But since Janette Sadik-Khan was named commissioner of New York City's DOT back in 2007, she's been all those things, and so have her policies. Working within the framework of Mayor Michael Bloomberg's PlaNYC 2030 initiative, which sets ambitious goals for the greening of America's biggest city, Sadik-Khan has undertaken a number of kickass initiatives to reconfigure the streets of New York -- giving primacy to people over automobiles for the first time since Robert Moses started running freeways through the city.
She's created hundreds of miles of new bike lanes, inaugurated a hugely popular "Summer Streets" event, experimented with innovations in Bus Rapid Transit, and, most dramatically, pedestrianized two of New York's legendary crossroads -- Herald Square and Times Square.
Q. You are looked to by many people around the country as an example for the work you've done here. But obviously New York is an exceptional case in a lot of ways -- I think it's easy for some people to say, oh, that'll work in New York, but it's not going to work anywhere else.
A. Actually, I don't think that's true. I think if we can make it work here, you can make it work almost anywhere. My advice is to be bold. The alchemy of sustainable streets is part art and part science. Be bold, have a vision, lay out where you want to go. That creates buy-in for the initiatives that you pursue.

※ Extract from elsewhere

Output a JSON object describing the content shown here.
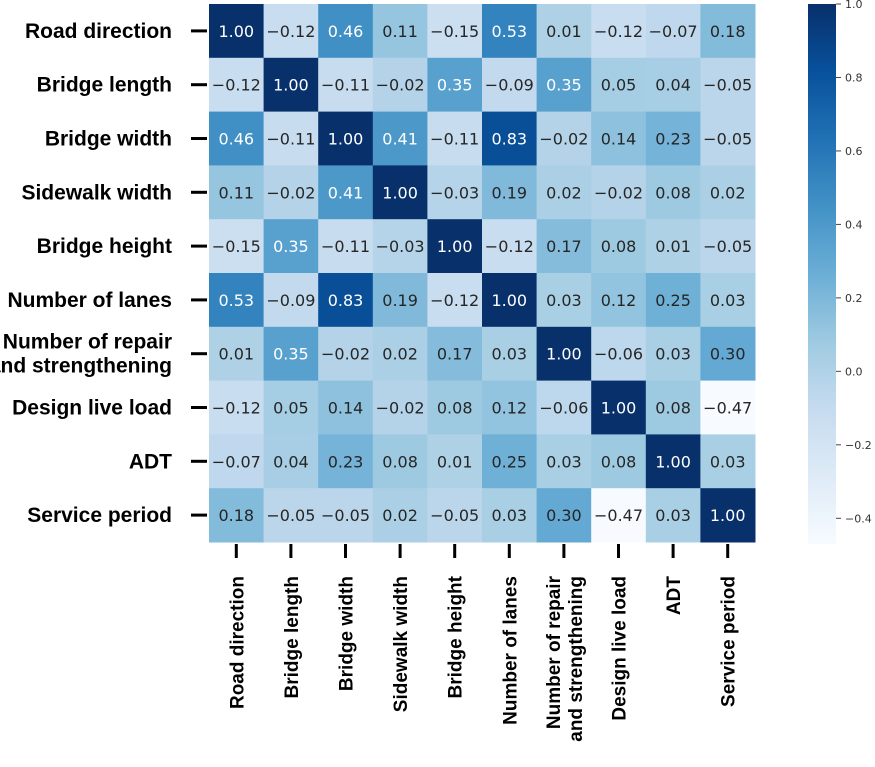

The second thing is you don't have to have a big budget to have a big impact. We've done a lot of transportation on our streets with low cost treatments. Painting curbs, painting green plazas, planters, repurposed blocks from bridge reconstruction projects. You can do a lot to transform a street without a big capital budget.
People are also tired of waiting years and years to see changes.
I think that's why the New York example has resonated around the country and around the world. In the last three years, we've transformed some really important parts of the city, not spending very much money at all.